The education authority in Fukuoka, western Japan, said it is lifting a ban on lunchtime conversations in elementary and middle schools – where children eat together in their classrooms – provided students speak softly.

However, their desks will still be facing the front of the classroom and they will be required to wear a mask when joining in a shared chorus of “Itadakimasu’ – a common expression of thanks before eating.

The move was welcomed by teachers in the city. “The silent eating has been going on for a long time,” Kenji Tanaka, an elementary school principal, told the Mainichi Shimbun. “I hope that there will soon be happy lunch breaks at school again.”

The parents, however, were divided. While some were happy their children can now interact normally with their friends, others said lifting the ban was premature.

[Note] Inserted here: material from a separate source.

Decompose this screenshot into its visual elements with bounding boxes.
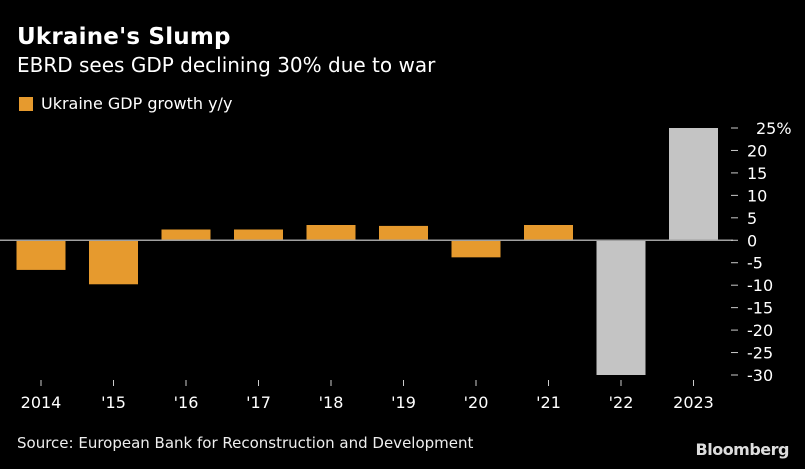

“My child is used to eating in silence and I’m sure they won’t feel lonely when they come home with their family,” said one mother. “I’m concerned about the possibility of infection, so I hope they continue to eat without speaking.”

But other prefectures are also relaxing their rules. Miyazaki ended his silent lunch earlier this month, while schools in Chiba, near Tokyo, found a compromise that allows kids to face each other but eat without speaking.

Pressure to introduce some semblance of normalcy in schools has mounted since the government lifted “quasi-emergency” virus measures for the general population, including restrictions on dining out, in March.

School officials are also being asked to adopt a sensible approach to masks during physical education classes after rising temperatures sparked a spate of heat stroke among children forced to wear face coverings during exercise.

The incidents prompted Education Minister Shinsuke Suematsu to urge teachers to allow children to remove their masks on the way to and from school and during physical education classes.